The United States spends a lot of money on health care. At a gross level health care spending has two components–what services and products are used and how much each product or service costs. For some bizarre reason, a lot of attention has been focused on the utilization piece and not so much on the price piece. The fact is that the US doesn’t have much of a utilization problem; we actually are pretty efficient, we don’t use hospitalization a lot and health plans are fairly vigilant about overuse of services and products that aren’t necessary or very effective. We do have a population health issue that causes more utilization than occurs in countries with better health habits, but that is a separate issue. For the same condition, our utilization is very good.
Pricing, however, is a different issue, and is the real cause of why we spend so much more per capita than do other developed countries. The costs for physician services, hospital services and drugs are far higher here than elsewhere. Doctors, particularly specialists, have very high salaries. Hospitals have excessive administrative staff and they pay management extremely high compensation. Drugs are priced at absurd levels. This article from the Journal of the American Medical Association focuses on drugs received from hospitals.
These facilities are particularly abusive in regard to infused drugs for cancer, arthritis and other conditions. They charge multiples of what the drug cost them. These are very expensive drugs–often $100,000 or more a year. So marking them up a huge amount is very profitable and very costly to the health system. This is particularly egregious because they use another federal program, called 340B, to get the drugs at a big discount. The research found that the hospitals on average charge THREE TIMES what it cost them to buy the drug. They charge on average SIX TIMES more than obtaining the same infused drug in a doctor’s office. This is simply despicable and outrageous and Congress should be ashamed of itself for not limiting markups.
This is a perfect example of our pricing issues. We won’t get health spending under control until we limit prices. (JAMA Article)
Take a look at Table 3 in the NEJM article. It shows that, whether the hospital meets the criteria for 340B discounts or not, they charge $633-$650 more than private practices, with the discount-eligible providers only charging $17 on average more.
In other words, hospitals are all charging about the same thing for the same drug, whether they purchase it at a discount or not. (I’d like to see absolute numbers here: all the numbers in the article are presented as relative to something else. )
To me, it’s not at all surprising that a hospital would pocket the subsidy/discount.
In 2022 Biden’s Inflation (causing) Reduction Act included a $7500 subsidy to buy an EV. Pretty much immediately, every manufacturer jacked up the prices or their EVs roughly the same amount, so that *they*, and not the customer, would pocket the money.
After all, if the payer is willing to pay a certain amount, why should the seller offer it for less, just because the government is offering a subsidy? Prices are ultimately determined by how much the purchaser is willing to pay, not the costs or any inherent value of the item.
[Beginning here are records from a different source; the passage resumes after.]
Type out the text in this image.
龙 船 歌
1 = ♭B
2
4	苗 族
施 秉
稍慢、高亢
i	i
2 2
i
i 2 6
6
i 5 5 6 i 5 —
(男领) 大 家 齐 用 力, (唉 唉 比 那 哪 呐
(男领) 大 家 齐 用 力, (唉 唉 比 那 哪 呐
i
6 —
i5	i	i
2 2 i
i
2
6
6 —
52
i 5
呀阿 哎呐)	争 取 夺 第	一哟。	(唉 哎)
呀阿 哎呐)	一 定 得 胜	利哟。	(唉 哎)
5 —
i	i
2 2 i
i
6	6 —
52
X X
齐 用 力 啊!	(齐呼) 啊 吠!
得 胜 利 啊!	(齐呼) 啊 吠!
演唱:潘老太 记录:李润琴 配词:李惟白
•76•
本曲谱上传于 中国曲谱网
For the article, it is clear that the payers–here the insurance companies–are willing to pay the $633-$650 more for hospital-based than for physician-office based infusions. This comes down to the contract negotiations between the insurance companies and the hospitals, and down to the cost-shifting hospitals must engage in to pay for the care they offer to seniors and the indigent below the cost of that care.
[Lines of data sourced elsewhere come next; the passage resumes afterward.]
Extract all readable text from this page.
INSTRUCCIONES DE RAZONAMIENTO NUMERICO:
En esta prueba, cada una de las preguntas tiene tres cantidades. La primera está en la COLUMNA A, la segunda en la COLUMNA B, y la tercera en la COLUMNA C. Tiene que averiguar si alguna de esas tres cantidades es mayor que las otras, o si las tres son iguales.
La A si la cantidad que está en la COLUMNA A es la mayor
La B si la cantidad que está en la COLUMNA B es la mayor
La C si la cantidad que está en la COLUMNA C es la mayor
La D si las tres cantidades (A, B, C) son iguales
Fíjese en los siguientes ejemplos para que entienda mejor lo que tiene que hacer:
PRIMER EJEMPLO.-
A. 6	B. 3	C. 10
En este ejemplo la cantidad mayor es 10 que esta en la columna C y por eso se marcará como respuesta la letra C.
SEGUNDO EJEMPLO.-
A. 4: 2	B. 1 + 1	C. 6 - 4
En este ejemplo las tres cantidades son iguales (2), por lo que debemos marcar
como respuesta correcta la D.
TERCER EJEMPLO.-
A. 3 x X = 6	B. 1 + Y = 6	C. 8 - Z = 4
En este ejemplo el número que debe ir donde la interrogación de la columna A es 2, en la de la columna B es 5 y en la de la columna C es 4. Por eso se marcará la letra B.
That’s something that falls far more on hospitals than on private practices, since they have to maintain things like ERs and IP wards.
https://katv.com/news/nation-world/bidens-ev-tax-credits-cancelled-out-by-automaker-price-hikes
No, the hospitals all have excessive market power and require that these treatments must take place in their outpatient facilities, or they have bought up all the independent practices so there is no competition. No insurer would agree to this if they could avoid it. And hospitals are enormously profitable, especially the supposedly non-profit ones and they routinely fail to meet their obligations to provide indigent care. I have posted on the research demonstrating this.
As for overall drug pricing in the US being so much higher than in comparable countries, I’d flip that around and question why other developed countries have drug prices so much less than we do. Someone has to pay for the drug development costs, and it is clear that is falling disproportionately on the US health care system. (Echoes of NATO.)
So they goal would be to get other countries to pay more of their fair share, so the US isn’t left picking up the tab.
I would like to see someone do an analysis of the following: in order to give drug manufacturers more bargaining power abroad, the US should regulate that prices in the US can not be more than 5-10% above the prices in countries such as Canada, Australia, New Zealand, Japan, South Korea, and the EU. (You’d have to create some kind of an averaging process for the other countries’ prices.)
That way, when drug companies go to negotiate, they would have a floor below which they can not fall and still stay in business. They couldn’t just agree to cut-rate prices overseas, then take it back out of the pockets of the American consumer and the US federal tax payer.
It is a myth that drug development costs are why prices are high here. Other countries’ prices reflect drug development costs to the same extent as the US, they just don’t have the excessive marketing and sales and profit components that we do in the US. Look at any big drug companies 10K report with the financials and you can see what causes the high prices. Look at how much more is spent on sales and marketing than R & D.